In the meantime, the basis of the branch visit is already changing. With customers pre-booking appointments and pre-notifying visits, the need to recognise customers in-branch is more important than ever. A branch experience can begin before a customer even enters the branch, and high expectations set by banks’ modern channels must be met by the oldest. Solutions like WWS Branch complete suite can help with this, maximising sales and experience opportunities across greeter tablet, ASD/ASST, ATM, welcome kiosk and digital signage.

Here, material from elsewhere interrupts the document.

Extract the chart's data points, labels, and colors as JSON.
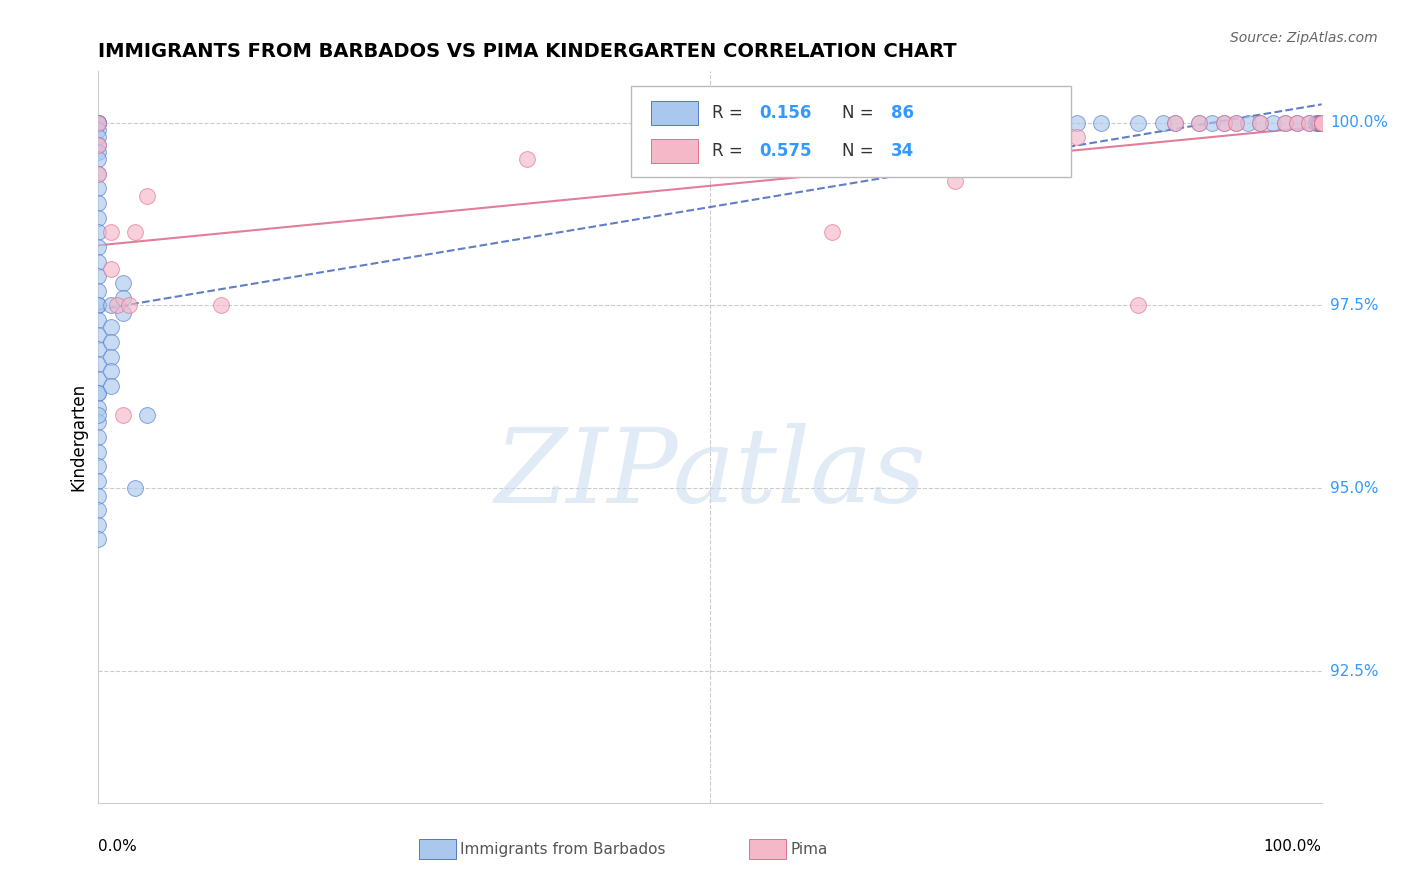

While hardware continues to drive staff efficiency, bots are now being introduced to replace or augment the staff. Bots are certainly good at performing simple queries like answering questions or routing customers but are currently limited by the nature of their inputs and their learning – and customers will not tolerate poor service during a learning phase. Automation capability is, however, making leaps in natural language, emotional response and learning. Latest examples such as RBS’s work with IBM Watson and Mastercard’s bot banking in messaging apps are truly exciting. Bank of America’s bots now perform transactions and recommend behaviours. Linkages between mass platforms and banking have potential to offer customers a hitherto unimaginably convenient experience. Preparation and design flexibility are key to setting the foundation of the branch of the future. To this end, banks should not be limited in vendor choice given the need to fight to retain customers and remain adaptable to the changing environment.
What next for the teller?
The teller’s role depends on branch channel strategy. It is clear that correctly supported tellers can be a point of differentiation, combining a personal, effective and efficient experience with value-adding offers. Can we see a time when tellers are completely replaced by automation and AI? Right now it is hard to imagine exclusively automated teller lines, but it is important to remember that Millennials and Generations X and Y have not grown up with bots. They witnessed the early attempts in machine learning that led to incorrect outcomes or manipulation by mischievous users; Generation Z did not. Many of today’s customers may feel uncomfortable talking to a mobile device or even a video conference kiosk, but younger generations easily turn to Google, Siri or Alexa instead of their parents. A new playing field in banking may therefore be emerging, with competition developing for the best adaptive technology as well as the friendliest and most capable staff. How the teller line looks in the future will always depend on the needs and acceptance of customers of that time.